Na cena da “Mulher Adúltera” a atriz levou para a discussão a passagem bíblia: “Atire a primeira pedra quem não tiver pecado”. Em outra cena, disse que Jesus nunca disse para ter cuidado com os homossexuais, travestis e gays, e sim, com os hipócritas que proferem julgamento.
A Santa Ceia foi marcada com ato simbólico do partir o pão e o beber o vinho. Caminhando para o fim, todos deram as mãos e fizeram uma oração, o pedido? Acabar com o preconceito, a tolerâncias e as mazelas sociais. Após a encenação Renata Carvalho agradeceu a presença, lembrou da violência contra a comunidade trans e discorreu sobre a falta de oportunidade para essas pessoas. Ela também debateu os atos contra a peça.

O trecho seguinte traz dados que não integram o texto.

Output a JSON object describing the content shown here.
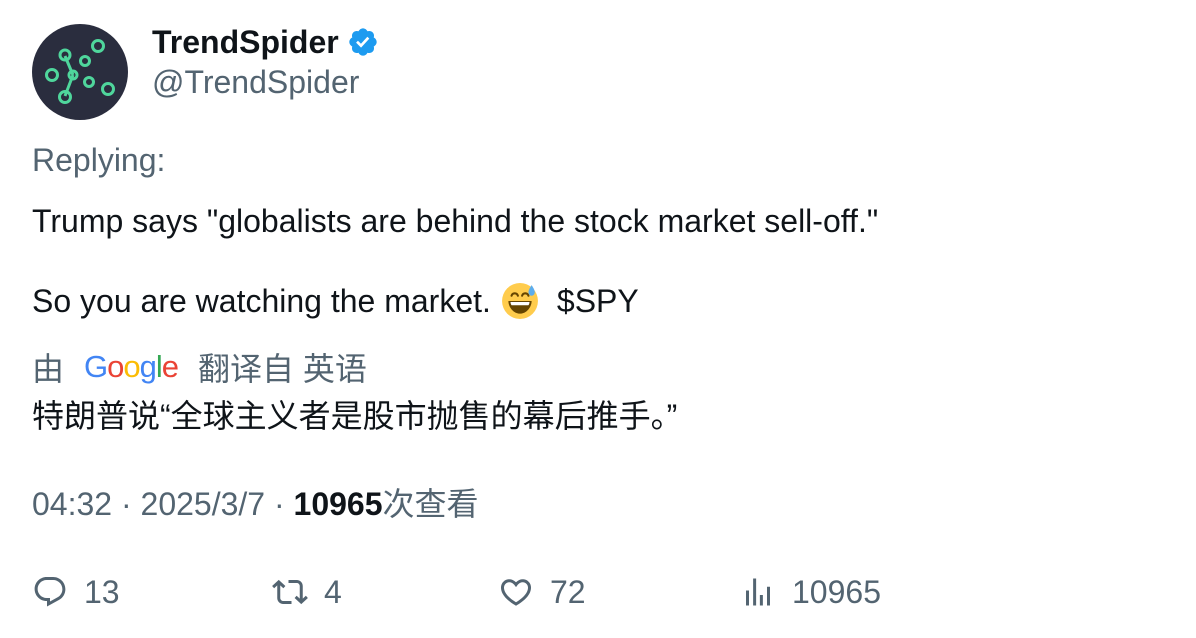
{
  "author": {
    "display_name": "TrendSpider",
    "handle": "@TrendSpider",
    "verified": true,
    "avatar_icon": "trendspider-logo-icon"
  },
  "replying_label": "Replying:",
  "body": {
    "line1": "Trump says \"globalists are behind the stock market sell-off.\"",
    "line2_text": "So you are watching the market.",
    "line2_emoji": "grinning-face-with-sweat-emoji",
    "line2_ticker": "$SPY"
  },
  "translation": {
    "prefix": "由",
    "provider": "Google",
    "suffix": "翻译自 英语",
    "text": "特朗普说“全球主义者是股市抛售的幕后推手。”"
  },
  "meta": {
    "time": "04:32",
    "separator": " · ",
    "date": "2025/3/7",
    "views_count": "10965",
    "views_label": "次查看"
  },
  "actions": {
    "replies": "13",
    "retweets": "4",
    "likes": "72",
    "views": "10965"
  },
  "colors": {
    "primary_text": "#0f1419",
    "secondary_text": "#536471",
    "verified_blue": "#1d9bf0",
    "avatar_bg": "#2a2d3e",
    "avatar_accent": "#4fd69c"
  }
}
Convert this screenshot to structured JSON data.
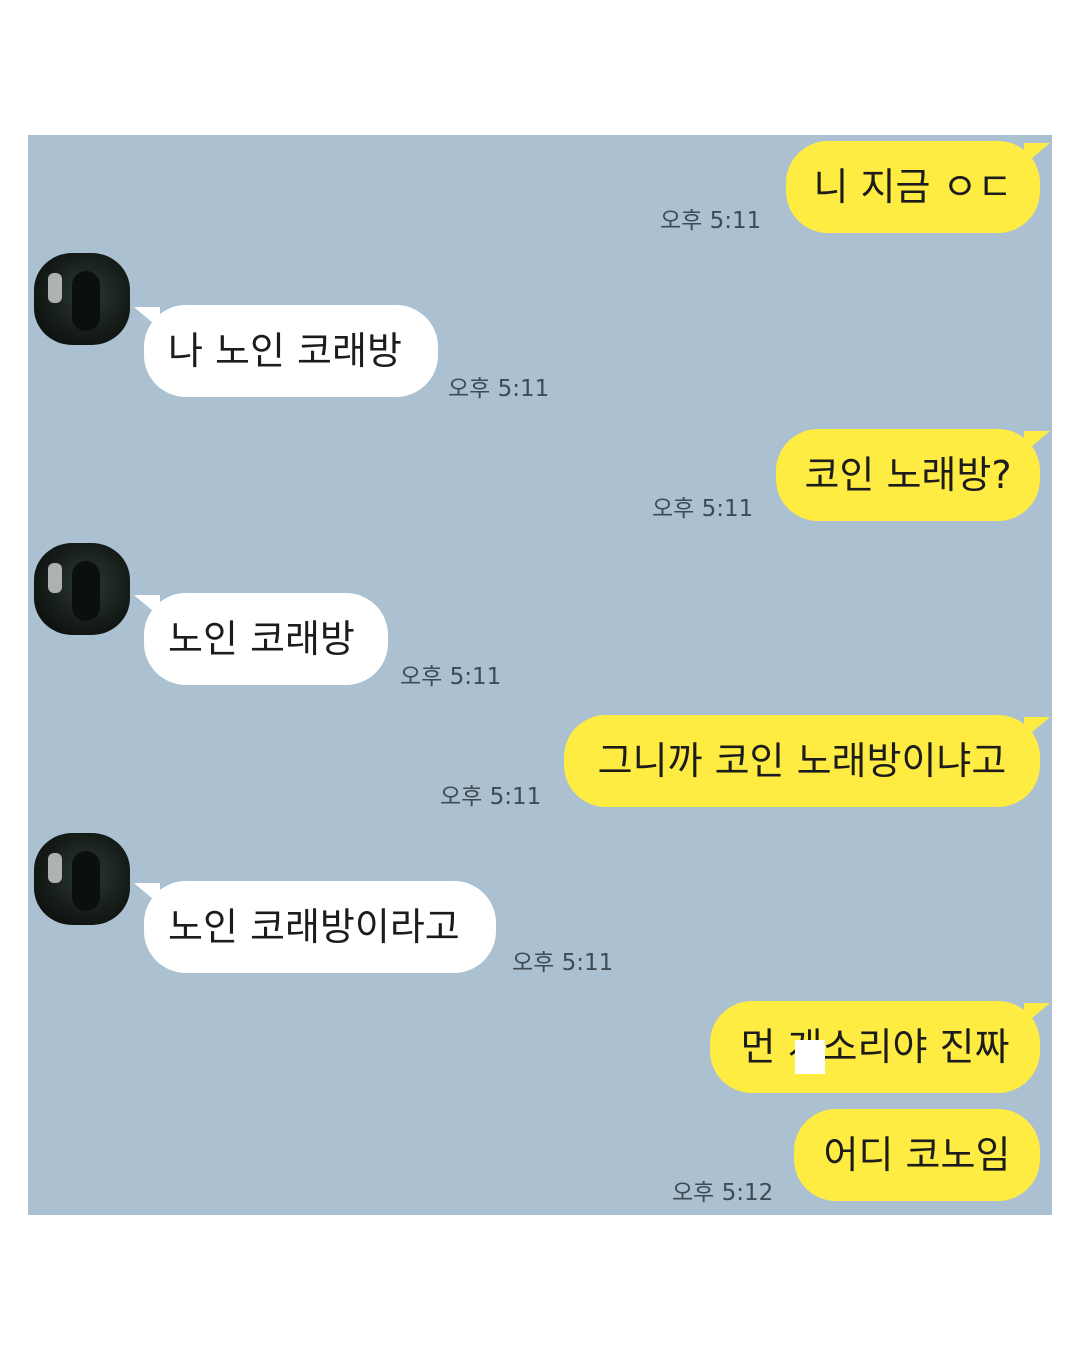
{
  "messages": [
    {
      "side": "me",
      "text": "니 지금 ㅇㄷ",
      "time": "오후 5:11"
    },
    {
      "side": "other",
      "text": "나 노인 코래방",
      "time": "오후 5:11"
    },
    {
      "side": "me",
      "text": "코인 노래방?",
      "time": "오후 5:11"
    },
    {
      "side": "other",
      "text": "노인 코래방",
      "time": "오후 5:11"
    },
    {
      "side": "me",
      "text": "그니까 코인 노래방이냐고",
      "time": "오후 5:11"
    },
    {
      "side": "other",
      "text": "노인 코래방이라고",
      "time": "오후 5:11"
    },
    {
      "side": "me",
      "text": "먼 개소리야 진짜",
      "time": ""
    },
    {
      "side": "me",
      "text": "어디 코노임",
      "time": "오후 5:12"
    }
  ],
  "colors": {
    "background": "#abc1d1",
    "my_bubble": "#ffec42",
    "their_bubble": "#ffffff"
  }
}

“Eles têm o direito de se manifestar, o que eu faço é convidar essas pessoas para uma conversa. Para falarmos sobre tudo, e, mesmo que não concordem, temos que esvaziar o assunto para que haja um entendimento mais profundo”, explicou Renata. Ela também mencionou sobre o momento turbulento do Brasil, com os ataques às artes, marginalização das transsexuais e travestis. “Só vamos deixar isso de lado quando os nossos corpos estiverem presentes na sociedade e com representatividade. A arte tem o poder de contribuir com isso”.
OCUPAÇÃO TRANSARTE
O evento chega em Belo Horizonte com uma pluralidade de artistas da cena LGBT+ de Minas Gerais, São Paulo, Porto Alegre e Rio de Janeiro. Trata-se de uma ocupação artística multilinguagem que explora os temas da identidade de gênero e sexualidade. Na capital mineiras serão 30 dias de programação com 50 produções e mais de 100 artistas.
“A ideia do festival é debater, e ver os trabalhos de identidade de gênero e diversidade sexual do país. A primeira edição do projeto foi um sucesso e decidimos transitar pelo país. Em Belo Horizonte detectamos uma cena muito forte voltada às questões LGBT. Procuramos parcerias com movimentos locais e conseguimos ocupar a cidade com o TransArte. Estar aqui é uma honra e motivo de felicidade”, afirma Carolina Cajú.
O evento vai até 12 de novembro, de quarta a domingo, na Funarte MG. As atividades são gratuitas ou a preços populares.